Will and Zak no longer speak. He reflected on the last year of their friendship: "Maybe that's why I kept entertaining what he was saying, just to see if there was anything salvageable from this."

Will also disclosed that his former friend Jimmy was seen on video taking part in the Capitol Riot.

"I watched it - and it's the most incriminating damn thing I've ever seen," Will said. He gave the video to the FBI.

'I bring the victims of QAnon together'

Jitarth Jadeja, a 33-year-old from Sydney, Australia, spent 18 months engrossed in QAnon theories. It was all he thought about, all he would read - and eventually he was unable to hold a conversation with anyone, even his closest family, that wasn't about QAnon.

That is until one day, in June 2019, he "essentially rebooted".

At the time he had started a course of treatment for a previously-undiagnosed mental health condition, and his perspective was becoming clearer.

"I was sitting in front of my computer... and I thought, 'What do I do now... I was wrong. That's the fundamental thing, I was wrong.'"

As his health improved and he became more used to life post-QAnon, he reflected on what a devastating effect the past 18 months had had on his family. He posted about his experiences on Reddit - "it just sort of spilled out, all my feelings and emotions". He expected to be "ripped apart" but, he said, "the complete opposite happened".
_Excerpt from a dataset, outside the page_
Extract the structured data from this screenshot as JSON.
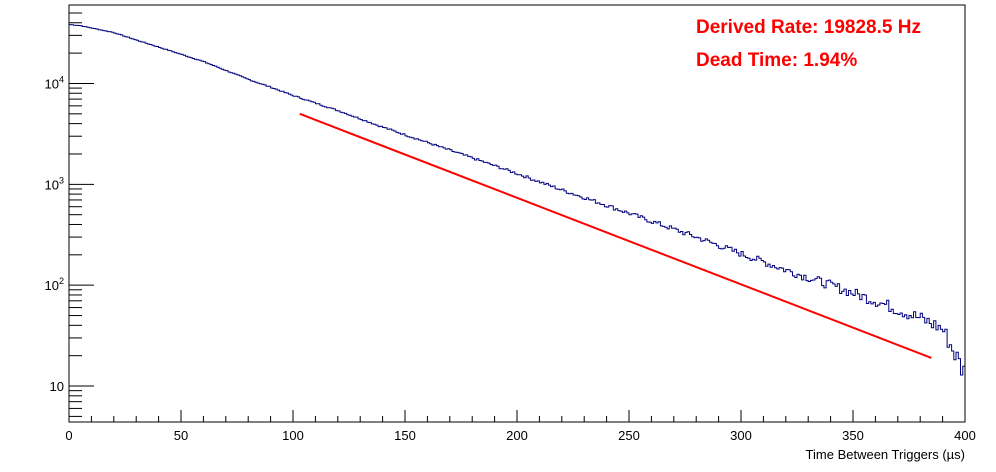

"It was like these guys gave me permission on behalf of society, like, 'you messed up, it's OK, you're human'. They put me back together again, and gave me permission to retain some dignity and self-respect. If they hadn't done that, I don't know what would've happened - I wouldn't be here."

About a month later he found out about a new forum on Reddit to help support people whose loved ones had been radicalised by QAnon. He joined, and started posting about his experiences on there. According to Jitarth there were only about 400 users when he joined two years ago. Now, there are more than 180,000.

After a while, because of all the help and support Jitarth had given people on the forum, he was made a moderator - a role he still holds. Above everything else, he wants to give people on there hope that their loved ones will, like him, become their normal selves again.

For Nicole, however, that hope is thin.

"I never knew my own dad, so the only person who was actually present in my life, no longer is. I'm going through the mourning process of losing my mom before she's actually passed away. And I just don't see myself having her in my life and feeling safe right now," she said.

"I just want it out there that this is not something to take lightly. Even the people you think are there for you and love you can instantly - I don't know how it's done - snap."